Answer
$2$
Work Step by Step
On the interval $[-\displaystyle \pi,-\frac{\pi}{2}]$, the graph of $y=f(x)=\displaystyle \frac{\pi}{2}(\cos x)[\sin(\pi+\pi\sin x)]$ is below the graph of $y=0$,
and on $[-\displaystyle \frac{\pi}{2},0], y=f(x)$ is above $y=0$
The area between the two graphs over [a,b], where one graph is above the other, is given with $\displaystyle \int_{a}^{b}(y_{above}-y_{below})dx$.

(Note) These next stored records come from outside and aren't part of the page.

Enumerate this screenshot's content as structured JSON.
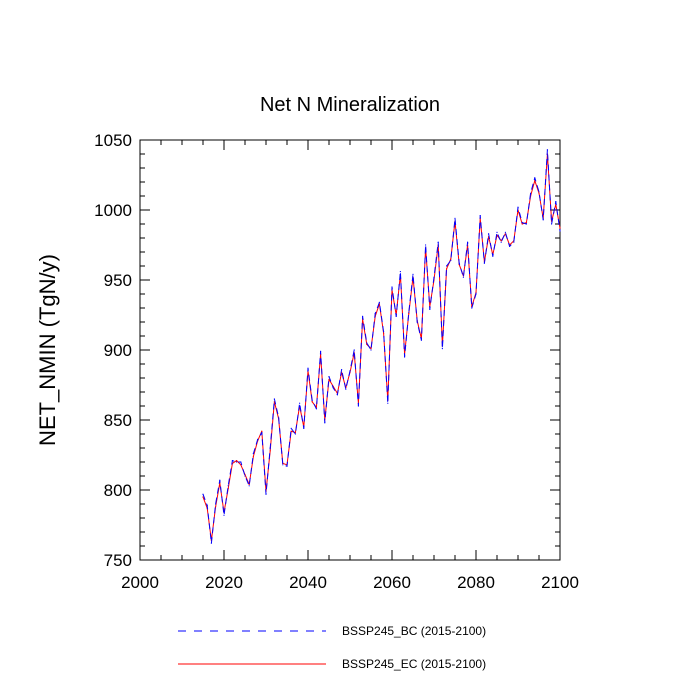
{
  "chart_data": {
    "type": "line",
    "title": "Net N Mineralization",
    "xlabel": "",
    "ylabel": "NET_NMIN  (TgN/y)",
    "xlim": [
      2000,
      2100
    ],
    "ylim": [
      750,
      1050
    ],
    "xticks": [
      2000,
      2020,
      2040,
      2060,
      2080,
      2100
    ],
    "yticks": [
      750,
      800,
      850,
      900,
      950,
      1000,
      1050
    ],
    "xtick_labels": [
      "2000",
      "2020",
      "2040",
      "2060",
      "2080",
      "2100"
    ],
    "ytick_labels": [
      "750",
      "800",
      "850",
      "900",
      "950",
      "1000",
      "1050"
    ],
    "grid": false,
    "legend_position": "bottom",
    "x": [
      2015,
      2016,
      2017,
      2018,
      2019,
      2020,
      2021,
      2022,
      2023,
      2024,
      2025,
      2026,
      2027,
      2028,
      2029,
      2030,
      2031,
      2032,
      2033,
      2034,
      2035,
      2036,
      2037,
      2038,
      2039,
      2040,
      2041,
      2042,
      2043,
      2044,
      2045,
      2046,
      2047,
      2048,
      2049,
      2050,
      2051,
      2052,
      2053,
      2054,
      2055,
      2056,
      2057,
      2058,
      2059,
      2060,
      2061,
      2062,
      2063,
      2064,
      2065,
      2066,
      2067,
      2068,
      2069,
      2070,
      2071,
      2072,
      2073,
      2074,
      2075,
      2076,
      2077,
      2078,
      2079,
      2080,
      2081,
      2082,
      2083,
      2084,
      2085,
      2086,
      2087,
      2088,
      2089,
      2090,
      2091,
      2092,
      2093,
      2094,
      2095,
      2096,
      2097,
      2098,
      2099,
      2100
    ],
    "series": [
      {
        "name": "BSSP245_BC (2015-2100)",
        "color": "#0000ff",
        "style": "dashed",
        "values": [
          797,
          789,
          762,
          790,
          807,
          782,
          803,
          821,
          820,
          820,
          810,
          803,
          826,
          836,
          841,
          797,
          830,
          865,
          852,
          818,
          817,
          844,
          840,
          862,
          844,
          887,
          864,
          858,
          899,
          848,
          881,
          873,
          868,
          886,
          872,
          885,
          900,
          860,
          924,
          905,
          900,
          926,
          934,
          913,
          862,
          945,
          924,
          956,
          895,
          927,
          954,
          920,
          907,
          975,
          929,
          952,
          977,
          901,
          960,
          964,
          994,
          962,
          952,
          977,
          930,
          940,
          996,
          962,
          983,
          967,
          984,
          977,
          984,
          974,
          977,
          1002,
          991,
          990,
          1012,
          1023,
          1013,
          993,
          1043,
          990,
          1006,
          985
        ]
      },
      {
        "name": "BSSP245_EC (2015-2100)",
        "color": "#ff0000",
        "style": "solid",
        "values": [
          795,
          787,
          764,
          788,
          805,
          784,
          801,
          819,
          821,
          818,
          811,
          804,
          824,
          835,
          842,
          799,
          828,
          863,
          851,
          819,
          818,
          842,
          841,
          860,
          845,
          885,
          863,
          859,
          897,
          850,
          879,
          874,
          869,
          884,
          873,
          884,
          898,
          862,
          922,
          904,
          901,
          924,
          933,
          912,
          864,
          943,
          925,
          954,
          897,
          926,
          952,
          921,
          908,
          973,
          931,
          950,
          975,
          903,
          958,
          965,
          992,
          961,
          953,
          975,
          931,
          941,
          994,
          963,
          981,
          968,
          982,
          978,
          983,
          975,
          978,
          1000,
          990,
          991,
          1010,
          1021,
          1012,
          994,
          1040,
          992,
          1004,
          987
        ]
      }
    ]
  }
}
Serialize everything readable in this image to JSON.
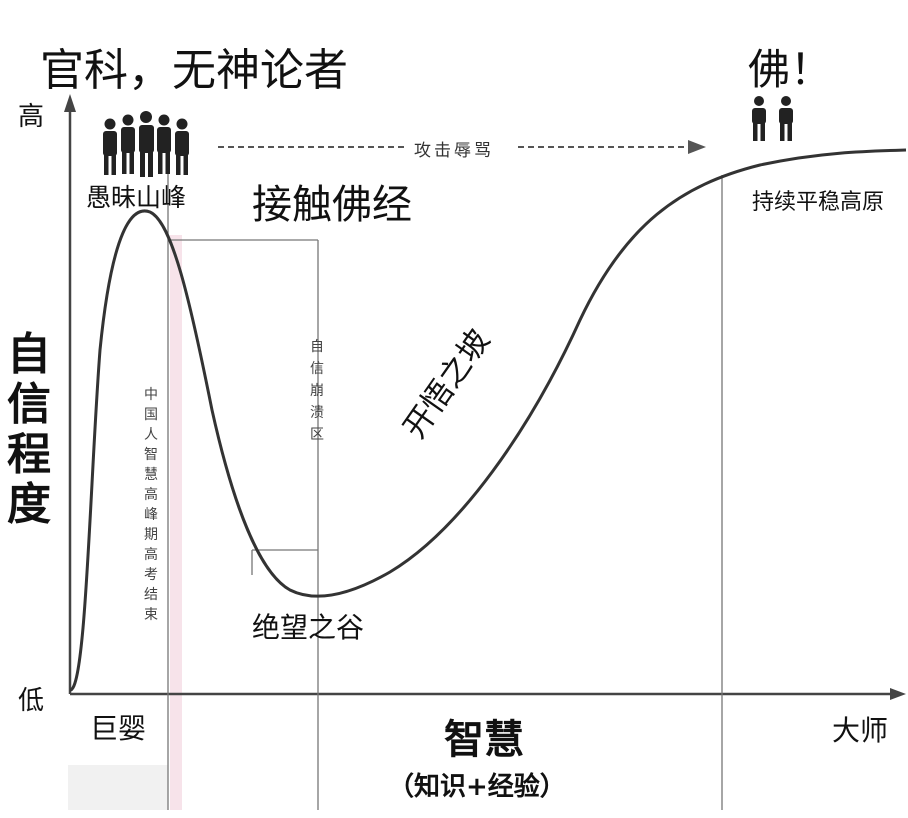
{
  "overlay": {
    "top_left_caption": "官科，无神论者",
    "top_right_caption": "佛！",
    "center_caption": "接触佛经"
  },
  "axes": {
    "y_title": "自信程度",
    "y_high": "高",
    "y_low": "低",
    "x_title": "智慧",
    "x_subtitle": "（知识+经验）",
    "x_left": "巨婴",
    "x_right": "大师"
  },
  "stages": {
    "peak": "愚昧山峰",
    "valley": "绝望之谷",
    "slope": "开悟之坡",
    "plateau": "持续平稳高原"
  },
  "annotations": {
    "arrow_label": "攻击辱骂",
    "vertical_note_1": "中国人智慧高峰期高考结束",
    "vertical_note_2": "自信崩溃区"
  },
  "icons": {
    "crowd": "crowd-icon",
    "pair": "two-people-icon"
  },
  "colors": {
    "curve": "#333333",
    "axis": "#444444",
    "guide": "#777777",
    "highlight": "#f7e3ea"
  }
}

$A=\displaystyle \int_{-\pi}^{-\pi/2}[0- f(x)]dx+\int_{-\pi}^{-\pi/2}[f(x)-0]dx$
$=-\displaystyle \int_{-\pi}^{-\pi/2}f(x)dx+\int_{-\pi/2}^{0}f(x)dx$
$A=-I_{1}+I_{2}$
$f(x)=\displaystyle \frac{\pi}{2}(\cos x)[\sin(\pi+\pi\sin x)]$
Apply substitution (in both integrals):
$\left[\begin{array}{lll}
u=\pi+\pi\sin x & & du=\pi\cos xdx\\
& & (\cos x)dx=\frac{du}{\pi}\\
\text{Borders:} & & \\
\text{Integral }I_{1} & & \\
x=-\pi & \rightarrow & u=\pi+\pi(0)=\pi\\
x=-\pi/2 & \rightarrow & u=\pi+\pi(-1)=0\\
\text{Integral }I_{2} & & \\
x=-\pi/2 & \rightarrow & u=0\\
x=0 & \rightarrow & u=\pi+\pi(0)=\pi
\end{array}\right]$
$A=-\displaystyle \int_{\pi}^{0}\frac{\pi}{2}(\sin u)(\frac{1}{\pi}du)+\int_{0}^{\pi}\frac{\pi}{2}(\sin u)(\frac{1}{\pi}du)$
Reverse the borders in the first integral,
$A=\displaystyle \int_{0}^{\pi}\frac{\pi}{2}(\sin u)(\frac{1}{\pi}du)+\int_{0}^{\pi}\frac{\pi}{2}(\sin u)(\frac{1}{\pi}du) =2\cdot\int_{0}^{\pi}\frac{\pi}{2}(\sin u)(\frac{1}{\pi}du)$
$=2\displaystyle \int_{0}^{\pi}(\sin u)(du)$
$=[-\cos u]_{0}^{\pi}$
$=(-\cos\pi)-(-\cos 0)$
$=-(-1)-(-1)$
$=2$